Выбрать главу
Ты создал эту землю по ошибке. Твой космос лишь смущает зеркала. Ужель Ты там? Там ждут Твоей улыбки? Твоей заботы жаждут и тепла?
Ты сам — князь тьмы. И я Тебя страшусь. Меня с рождения приговорил Ты к смерти. Когда с ухмылкой в гроб переселюсь, Мне не поможет все Твое бессмертье.
Ползем вслепую, как в лесу улитки. Швыряем мысли, как играем в кости. А Ты железные закрыл калитки, На гибель нас обрек, и смерть нас косит.
Нет избавителя, и нет пророка. Но есть землетрясения и битвы. Работы даже нет, и нет молитвы. Есть ненависть, убийства, смерть до срока.
Пускай Тебя деревья восхваляют, Рождая воздух чистый после гроз. Машины человека поглощают, Не ведая ни Господа, ни грез.
Твои уши забиты и воском, и шерстью, и ватой. Твои руки — как кожа форели: слишком                         скользят. И Твой дух так высок, что всегда мы во всем                            виноваты. Ты нам, белым, подходишь: бессмертен, и                       крепок, и свят.

Рабби Цадок медленно поднялся уже после первой строфы. Стал за спиной чтеца, чтобы заглядывать ему через плечо, недоверчиво, словно желая собственными глазами увидеть, что ему читают здесь как послание его друга де Вриндта. Никаких сомнений: его почерк, голландские слова, произносимые консулом, — слова его друга, страшные кощунства. После последних строк он зажал уши ладонями и вышел вон из комнаты, почти пятясь задом, открыв рот и широко распахнув глаза.

Мистер Робинсон молча встал, чуть ли не парящей походкой шагнул за ним к двери и закрыл ее — закрыл торжественно, как бы закрывая таким образом все дело де Вриндта. Столь же медленно и бесшумно, олицетворение триумфа, он вернулся на свое место за письменным столом, спокойно обвел взглядом собравшихся и спросил, хочет ли кто-нибудь высказаться.

— Я нет, — ответил консул. — Где можно вымыть руки? — Засим он тоже откланялся.

— Для вождя богобоязненных евреев в самом деле немало, — изумленно сказал Эрмин.

Приват-доцент доктор Генрих Клопфер, привлеченный как эксперт в области поэзии, попросил рукопись. Несколько минут всматривался в голландские строки, в которых исходя из немецкого примерно угадывал ритм, выбор слов, звучание, сжатую форму.

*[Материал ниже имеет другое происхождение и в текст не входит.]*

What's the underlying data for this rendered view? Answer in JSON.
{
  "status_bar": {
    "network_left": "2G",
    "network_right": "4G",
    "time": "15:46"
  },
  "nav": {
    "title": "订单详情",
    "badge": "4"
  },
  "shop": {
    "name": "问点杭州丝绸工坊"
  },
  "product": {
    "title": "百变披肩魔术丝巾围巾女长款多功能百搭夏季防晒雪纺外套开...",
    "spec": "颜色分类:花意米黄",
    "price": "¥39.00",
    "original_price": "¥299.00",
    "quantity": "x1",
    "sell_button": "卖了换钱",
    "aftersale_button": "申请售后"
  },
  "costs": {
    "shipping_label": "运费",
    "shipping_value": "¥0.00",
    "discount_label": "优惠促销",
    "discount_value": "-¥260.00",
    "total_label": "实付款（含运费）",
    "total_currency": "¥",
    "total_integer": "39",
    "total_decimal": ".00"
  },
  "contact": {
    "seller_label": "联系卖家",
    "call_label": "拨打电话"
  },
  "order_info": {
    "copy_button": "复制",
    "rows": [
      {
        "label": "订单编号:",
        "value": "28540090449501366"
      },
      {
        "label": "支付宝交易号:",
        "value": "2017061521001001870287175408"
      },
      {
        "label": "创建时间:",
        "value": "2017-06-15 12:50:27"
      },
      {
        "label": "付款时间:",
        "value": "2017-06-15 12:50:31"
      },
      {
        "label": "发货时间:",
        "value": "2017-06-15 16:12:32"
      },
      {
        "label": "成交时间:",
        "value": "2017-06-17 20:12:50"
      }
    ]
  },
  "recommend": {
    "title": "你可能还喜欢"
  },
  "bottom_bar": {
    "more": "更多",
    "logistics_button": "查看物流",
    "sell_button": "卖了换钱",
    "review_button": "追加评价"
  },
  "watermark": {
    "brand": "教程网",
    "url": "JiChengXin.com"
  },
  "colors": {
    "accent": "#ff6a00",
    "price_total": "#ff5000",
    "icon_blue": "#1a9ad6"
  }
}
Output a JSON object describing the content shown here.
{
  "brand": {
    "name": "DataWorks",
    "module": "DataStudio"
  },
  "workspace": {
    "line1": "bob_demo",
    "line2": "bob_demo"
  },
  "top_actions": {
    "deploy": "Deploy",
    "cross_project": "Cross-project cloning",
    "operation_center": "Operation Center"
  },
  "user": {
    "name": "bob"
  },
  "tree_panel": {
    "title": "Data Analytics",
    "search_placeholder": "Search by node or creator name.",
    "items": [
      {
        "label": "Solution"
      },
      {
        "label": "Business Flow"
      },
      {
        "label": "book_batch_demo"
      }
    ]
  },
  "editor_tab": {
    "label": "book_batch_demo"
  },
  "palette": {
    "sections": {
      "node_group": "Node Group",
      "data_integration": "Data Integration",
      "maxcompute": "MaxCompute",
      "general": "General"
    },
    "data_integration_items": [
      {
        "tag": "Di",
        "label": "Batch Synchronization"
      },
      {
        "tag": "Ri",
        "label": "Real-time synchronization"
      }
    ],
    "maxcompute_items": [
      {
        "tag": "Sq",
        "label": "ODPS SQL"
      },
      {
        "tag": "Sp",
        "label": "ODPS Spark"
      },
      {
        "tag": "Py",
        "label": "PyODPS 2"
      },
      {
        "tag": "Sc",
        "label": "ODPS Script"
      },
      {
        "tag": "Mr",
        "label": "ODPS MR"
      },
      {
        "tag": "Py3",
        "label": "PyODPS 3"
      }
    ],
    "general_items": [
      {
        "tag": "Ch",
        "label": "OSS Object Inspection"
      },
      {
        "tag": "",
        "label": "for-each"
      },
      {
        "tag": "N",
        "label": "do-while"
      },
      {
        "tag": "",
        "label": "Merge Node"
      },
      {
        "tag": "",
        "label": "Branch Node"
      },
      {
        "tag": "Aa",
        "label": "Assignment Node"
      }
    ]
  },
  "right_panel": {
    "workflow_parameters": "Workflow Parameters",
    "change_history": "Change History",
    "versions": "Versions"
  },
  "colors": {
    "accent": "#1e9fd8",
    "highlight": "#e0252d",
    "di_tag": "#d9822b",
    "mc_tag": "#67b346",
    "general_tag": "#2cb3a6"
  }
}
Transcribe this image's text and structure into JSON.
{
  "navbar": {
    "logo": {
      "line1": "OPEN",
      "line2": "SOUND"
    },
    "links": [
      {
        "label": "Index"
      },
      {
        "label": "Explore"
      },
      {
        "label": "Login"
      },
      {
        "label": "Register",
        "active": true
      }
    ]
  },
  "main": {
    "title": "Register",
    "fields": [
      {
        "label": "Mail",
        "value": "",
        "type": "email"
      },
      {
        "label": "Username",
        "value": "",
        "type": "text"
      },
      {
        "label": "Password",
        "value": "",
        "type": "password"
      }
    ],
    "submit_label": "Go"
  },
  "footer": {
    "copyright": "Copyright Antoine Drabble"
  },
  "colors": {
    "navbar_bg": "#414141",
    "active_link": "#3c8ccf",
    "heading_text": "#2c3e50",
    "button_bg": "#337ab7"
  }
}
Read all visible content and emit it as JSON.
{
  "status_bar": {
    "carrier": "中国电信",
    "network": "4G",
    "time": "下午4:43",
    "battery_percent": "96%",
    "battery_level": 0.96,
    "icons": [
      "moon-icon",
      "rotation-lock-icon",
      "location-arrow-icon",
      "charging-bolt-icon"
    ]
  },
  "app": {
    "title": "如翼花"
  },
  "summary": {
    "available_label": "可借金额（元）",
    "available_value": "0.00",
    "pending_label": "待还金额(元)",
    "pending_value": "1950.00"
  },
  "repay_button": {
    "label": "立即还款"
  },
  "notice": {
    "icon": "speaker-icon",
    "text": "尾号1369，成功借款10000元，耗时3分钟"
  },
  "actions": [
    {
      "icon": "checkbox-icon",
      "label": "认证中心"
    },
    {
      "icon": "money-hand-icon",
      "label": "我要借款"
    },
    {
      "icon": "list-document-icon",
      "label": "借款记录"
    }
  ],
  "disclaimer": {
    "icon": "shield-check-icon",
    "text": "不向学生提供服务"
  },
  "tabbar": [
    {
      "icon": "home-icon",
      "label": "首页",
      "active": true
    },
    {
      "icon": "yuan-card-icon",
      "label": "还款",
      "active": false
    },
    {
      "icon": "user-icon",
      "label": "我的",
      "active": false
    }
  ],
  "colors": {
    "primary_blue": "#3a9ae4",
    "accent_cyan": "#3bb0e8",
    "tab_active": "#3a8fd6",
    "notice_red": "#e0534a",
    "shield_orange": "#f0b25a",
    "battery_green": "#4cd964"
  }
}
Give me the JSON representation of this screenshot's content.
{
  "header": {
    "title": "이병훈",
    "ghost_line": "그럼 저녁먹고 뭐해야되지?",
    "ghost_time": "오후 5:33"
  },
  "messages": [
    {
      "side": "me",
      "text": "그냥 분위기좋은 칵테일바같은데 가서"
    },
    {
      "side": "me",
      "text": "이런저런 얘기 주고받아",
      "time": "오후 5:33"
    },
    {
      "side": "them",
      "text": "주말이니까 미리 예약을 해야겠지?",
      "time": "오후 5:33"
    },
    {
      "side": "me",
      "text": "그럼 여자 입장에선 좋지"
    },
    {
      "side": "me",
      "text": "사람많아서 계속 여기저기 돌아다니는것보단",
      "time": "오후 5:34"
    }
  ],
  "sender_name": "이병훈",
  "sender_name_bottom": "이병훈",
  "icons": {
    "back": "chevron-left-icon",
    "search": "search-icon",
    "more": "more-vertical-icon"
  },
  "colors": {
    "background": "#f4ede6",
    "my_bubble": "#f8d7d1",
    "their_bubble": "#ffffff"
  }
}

Мистер Робинсон тем временем наложил резолюцию на заявление рабби Цадока, спрятал его в папку, насмешливо взглянул на ученого мужа. Тот вышел из задумчивости, сказал, что у него есть дело: библиотека университета располагает собранием рукописей и фотографий знаменитых евреев. Начал его один австрийский ученый, задолго до того, как на горе Скопус приступили к постройке университета, которому оно теперь принадлежит. Нельзя ли ему получить эти листы для собрания — сперва временно, пока он не договорится с наследниками де Вриндта об окончательной судьбе означенных документов?

— Там они будут в надежных руках. Мы с удовольствием их перепишем, чтобы наследники при желании могли подготовить книгу. Этот человек был поэтом. — Доктор Клопфер встал. — Следовало бы догадаться. Мы сбережем эти листы.

Мистер Робинсон ненадолго задумался: кое-что говорило за и совсем немногое — против. Поэт поэтом, но лично он вовсе не стремился хранить подобные кощунства. Двумя быстрыми строчками он набросал расписку, на которой доктор Клопфер с удовольствием поставил свое имя. Получив рукопись с многократно зачеркнутым заголовком, он тщательно завернул ее в газету и попрощался, рассыпаясь в благодарностях.

Эрмин проводил его по коридорам. Оба молча шли по каменным плитам, шаги гулко отдавались от стен.

— Миром правят удар и контрудар, — вдруг сказал доктор Клопфер в продолжение своих безмолвных размышлений, — но, чтобы они его не уничтожили, их надо уравновешивать разумом.

— Вы полагаете, что разум дан нам для этого? — рассеянно спросил Эрмин.

Он не знал, что еще на это сказать, однако странная фраза застряла в памяти. Поэзия и афоризмы не его стихия, но одно он понял: о докторе де Вриндте отныне публично говорить не будут. Наверное, стремление к справедливости действует лишь в стабильные времена, когда усиленно трудятся над строительством культуры, цивилизации. Когда же основы всех этих построек, именуемых цивилизацией, шатаются, наверное, вообще бессмысленно обращать внимание на отдельные судьбы. Невелико удовольствие родиться в эпоху, когда война и послевоенные годы приучили людей видеть в одиночках ничтожные пушинки вроде тех, что разлетаются с отцветшего одуванчика, и дома, и повсюду.